RNA sequence (RNA-seq) profiling of SynVIII strain

Building synthetic yeast chromosomes with thousands of designer modifications empowers probing of genome flexibility on an unprecedented scale. Here, we describe the assembly and characterization of synthetic chromosome VIII (synVIII), which served as a platform for further genome manipulation of an essential functional element, the centromere. Recent findings suggest that centromeres may have distinct characteristics and thus relocating the centromere to various positions along a single chromosome (VIII) enables us to directly test the suitability of several ectopic destinations for centromere function and stability. We used a novel CRISPR/Cas9-mediated approach, Single-Step Intrachromosomal Centromere Transplantation (SSICT), to relocate the 118 bp point centromere sequence of CEN8. Successful transplantation of CEN8 invariably resulted in chromosome VIII aneuploidy regardless of ectopic centromere position in wild-type or synVIII strains and euploid structural variants hinted that including left-flanking pericentromeric sequences of CEN8 allowed ectopic function. Plasmid loss rate assays revealed that specific left-flanking sequences increased stability of a CEN8-containing circular minichromosome and reduced incidence of aneuploidy during SSICT. Together, these results show that the minimal point centromere of budding yeast is insufficient to confer chromosome stability when transplanted ectopically, and is rescued by left-flanking pericentromeric sequence. This is an important consideration for future genome engineering projects involving transplantation of functional elements. We perform RNA-sequencing to assess the gene expression changes in the synVIII strain ySLL185 against wild-type strain BY4741.

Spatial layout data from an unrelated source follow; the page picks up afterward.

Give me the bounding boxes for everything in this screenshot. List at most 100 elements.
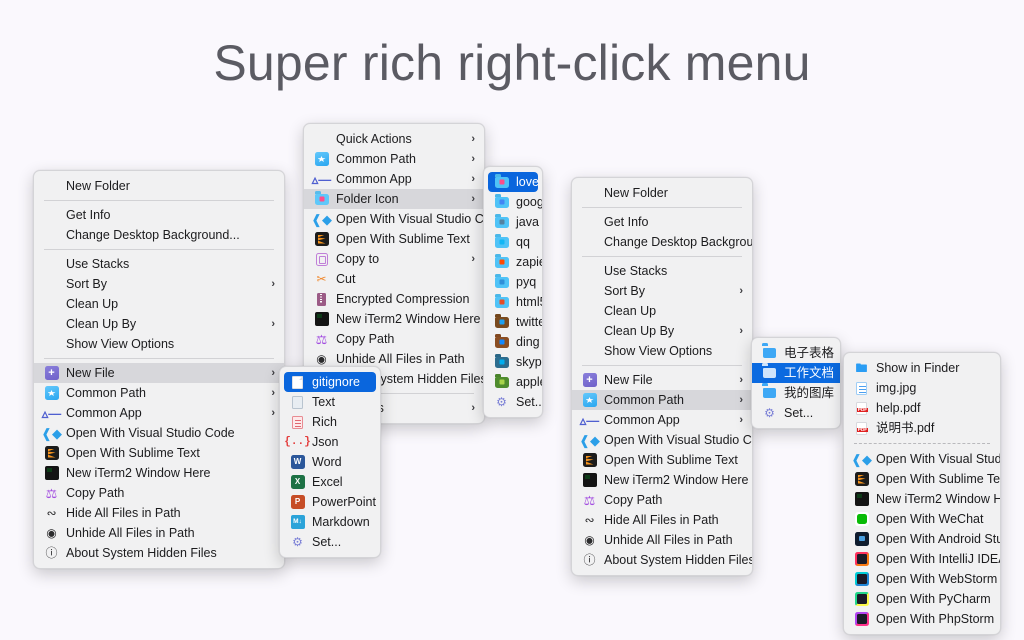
menu-item-show-view-options[interactable]: Show View Options [34,334,284,354]
menu-item-excel[interactable]: Excel [280,472,380,492]
menu-item-pyq[interactable]: pyq [484,272,542,292]
menu-item-about-system-hidden-files[interactable]: ⓘAbout System Hidden Files [34,543,284,563]
menu-item-hide-all-files-in-path[interactable]: ∾Hide All Files in Path [572,510,752,530]
menu-item-zapier[interactable]: zapier [484,252,542,272]
menu-item-copy-path[interactable]: ⚖Copy Path [304,329,484,349]
menu-item-label: java [516,216,539,229]
menu-item-new-file[interactable]: New File› [34,363,284,383]
menu-item-set[interactable]: ⚙Set... [484,392,542,412]
menu-item-powerpoint[interactable]: PowerPoint [280,492,380,512]
menu-item-qq[interactable]: qq [484,232,542,252]
menu-item-new-iterm2-window-here[interactable]: New iTerm2 Window Here [34,463,284,483]
menu-item-unhide-all-files-in-path[interactable]: ◉Unhide All Files in Path [34,523,284,543]
menu-item-new-folder[interactable]: New Folder [34,176,284,196]
menu-item-工作文档[interactable]: 工作文档› [752,363,840,383]
menu-item-new-iterm2-window-here[interactable]: New iTerm2 Window Here [844,489,1000,509]
menu-item-ding[interactable]: ding [484,332,542,352]
menu-item-unhide-all-files-in-path[interactable]: ◉Unhide All Files in Path [572,530,752,550]
submenu-folder-icon[interactable]: lovegoogle java qqzapierpyqhtml5twitterdin… [483,166,543,418]
menu-item-quick-actions[interactable]: Quick Actions› [304,129,484,149]
chevron-right-icon: › [271,408,275,419]
common-path-icon [582,393,597,408]
menu-item-open-with-phpstorm[interactable]: Open With PhpStorm [844,609,1000,629]
menu-item-电子表格[interactable]: 电子表格› [752,343,840,363]
menu-item-set[interactable]: ⚙Set... [280,532,380,552]
menu-item-open-with-visual-studio-code[interactable]: ❰◆Open With Visual Studio Code [844,449,1000,469]
menu-item-sort-by[interactable]: Sort By› [572,281,752,301]
new-file-icon [582,373,597,388]
menu-item-clean-up[interactable]: Clean Up [572,301,752,321]
menu-item-new-file[interactable]: New File› [572,370,752,390]
menu-item-help-pdf[interactable]: help.pdf [844,398,1000,418]
menu-item-apple[interactable]: apple [484,372,542,392]
menu-item-open-with-sublime-text[interactable]: Open With Sublime Text [34,443,284,463]
menu-item-open-with-pycharm[interactable]: Open With PyCharm [844,589,1000,609]
menu-item-open-with-visual-studio-code[interactable]: ❰◆Open With Visual Studio Code [34,423,284,443]
menu-item-open-with-sublime-text[interactable]: Open With Sublime Text [844,469,1000,489]
menu-item-show-view-options[interactable]: Show View Options [572,341,752,361]
menu-item-get-info[interactable]: Get Info [34,205,284,225]
menu-item-img-jpg[interactable]: img.jpg [844,378,1000,398]
menu-item-html5[interactable]: html5 [484,292,542,312]
menu-item-common-app[interactable]: ▵—Common App› [572,410,752,430]
menu-item-copy-path[interactable]: ⚖Copy Path [572,490,752,510]
menu-item-common-app[interactable]: ▵—Common App› [304,169,484,189]
folder-ding-icon [494,335,509,350]
menu-item-java[interactable]: java [484,212,542,232]
menu-item-clean-up-by[interactable]: Clean Up By› [572,321,752,341]
menu-item-hide-all-files-in-path[interactable]: ∾Hide All Files in Path [34,503,284,523]
menu-item-open-with-webstorm[interactable]: Open With WebStorm [844,569,1000,589]
menu-item-about-system-hidden-files[interactable]: ⓘAbout System Hidden Files [572,550,752,570]
menu-item-cut[interactable]: ✂Cut [304,269,484,289]
menu-item-encrypted-compression[interactable]: Encrypted Compression [304,289,484,309]
menu-item-twitter[interactable]: twitter [484,312,542,332]
menu-item-word[interactable]: Word [280,452,380,472]
menu-item-common-path[interactable]: Common Path› [572,390,752,410]
menu-item-use-stacks[interactable]: Use Stacks [34,254,284,274]
menu-item-new-iterm2-window-here[interactable]: New iTerm2 Window Here [572,470,752,490]
menu-item-clean-up-by[interactable]: Clean Up By› [34,314,284,334]
menu-item-google[interactable]: google [484,192,542,212]
menu-item-我的图库[interactable]: 我的图库› [752,383,840,403]
menu-item-use-stacks[interactable]: Use Stacks [572,261,752,281]
menu-item-clean-up[interactable]: Clean Up [34,294,284,314]
menu-item-open-with-sublime-text[interactable]: Open With Sublime Text [304,229,484,249]
context-menu-desktop-left[interactable]: New Folder Get InfoChange Desktop Backgro… [33,170,285,569]
menu-separator [582,365,742,366]
menu-item-change-desktop-background[interactable]: Change Desktop Background... [572,232,752,252]
menu-item-set[interactable]: ⚙Set... [752,403,840,423]
cut-icon: ✂ [314,272,329,287]
menu-item-label: Open With Sublime Text [336,233,475,246]
menu-item-json[interactable]: {..}Json [280,432,380,452]
menu-item-get-info[interactable]: Get Info [572,212,752,232]
menu-item-common-app[interactable]: ▵—Common App› [34,403,284,423]
menu-item-gitignore[interactable]: gitignore [284,372,376,392]
menu-item-rich[interactable]: Rich [280,412,380,432]
menu-item-common-path[interactable]: Common Path› [34,383,284,403]
menu-item-common-path[interactable]: Common Path› [304,149,484,169]
submenu-new-file[interactable]: gitignoreTextRich{..}JsonWordExcelPowerP… [279,366,381,558]
submenu-common-path[interactable]: 电子表格›工作文档›我的图库›⚙Set... [751,337,841,429]
menu-item-sort-by[interactable]: Sort By› [34,274,284,294]
menu-item-copy-path[interactable]: ⚖Copy Path [34,483,284,503]
menu-item-show-in-finder[interactable]: 🖿Show in Finder [844,358,1000,378]
menu-item-new-folder[interactable]: New Folder [572,183,752,203]
menu-item-open-with-sublime-text[interactable]: Open With Sublime Text [572,450,752,470]
menu-item-text[interactable]: Text [280,392,380,412]
menu-item-folder-icon[interactable]: Folder Icon› [304,189,484,209]
menu-item-说明书-pdf[interactable]: 说明书.pdf [844,418,1000,438]
menu-item-love[interactable]: love [488,172,538,192]
menu-item-copy-to[interactable]: Copy to› [304,249,484,269]
context-menu-desktop-right[interactable]: New Folder Get InfoChange Desktop Backgro… [571,177,753,576]
menu-item-skype[interactable]: skype [484,352,542,372]
chevron-right-icon: › [471,194,475,205]
menu-item-open-with-android-studio[interactable]: Open With Android Studio [844,529,1000,549]
menu-item-new-iterm2-window-here[interactable]: New iTerm2 Window Here [304,309,484,329]
menu-item-markdown[interactable]: Markdown [280,512,380,532]
menu-item-open-with-intellij-idea[interactable]: Open With IntelliJ IDEA [844,549,1000,569]
menu-item-change-desktop-background[interactable]: Change Desktop Background... [34,225,284,245]
menu-item-open-with-wechat[interactable]: Open With WeChat [844,509,1000,529]
submenu-path-contents[interactable]: 🖿Show in Finderimg.jpghelp.pdf说明书.pdf ❰◆O… [843,352,1001,635]
menu-item-open-with-visual-studio-code[interactable]: ❰◆Open With Visual Studio Code [304,209,484,229]
menu-item-open-with-visual-studio-code[interactable]: ❰◆Open With Visual Studio Code [572,430,752,450]
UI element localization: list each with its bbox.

构建携带数千处定制化修饰的合成酵母染色体，能够以前所未有的尺度探究基因组的灵活性。本研究报道了合成VIII号染色体（synVIII）的组装与表征工作，该染色体可作为对核心功能元件——着丝粒（centromere）开展后续基因组操作的平台。已有研究表明，着丝粒具有独特的特性，因此将着丝粒在单条染色体（VIII号）上的不同位置间进行重定位，可让我们直接测试多个异位位点是否适用于维持着丝粒的功能与稳定性。本研究采用一种基于CRISPR/Cas9的新型方法——单步染色体内着丝粒移植术（Single-Step Intrachromosomal Centromere Transplantation，简称SSICT），对CEN8的118 bp点状着丝粒序列进行移植。无论在野生型还是synVIII菌株中，CEN8的成功移植均会导致VIII号染色体出现非整倍性；而整倍体结构变异提示，若纳入CEN8的左侧旁侧着丝粒序列，则可使异位着丝粒发挥功能。质粒丢失率检测结果显示，特定的左侧旁侧序列可提升携带CEN8的环状微型染色体的稳定性，并降低SSICT过程中非整倍体的发生率。综合以上结果可知，酿酒酵母的最小点状着丝粒在异位移植时不足以维持染色体稳定性，而左侧旁侧的着丝粒序列可挽救这一缺陷。这一发现为未来涉及功能元件移植的基因组工程研究提供了重要参考。本研究开展了RNA测序（RNA-sequencing），以评估synVIII菌株ySLL185相较于野生型菌株BY4741的基因表达变化。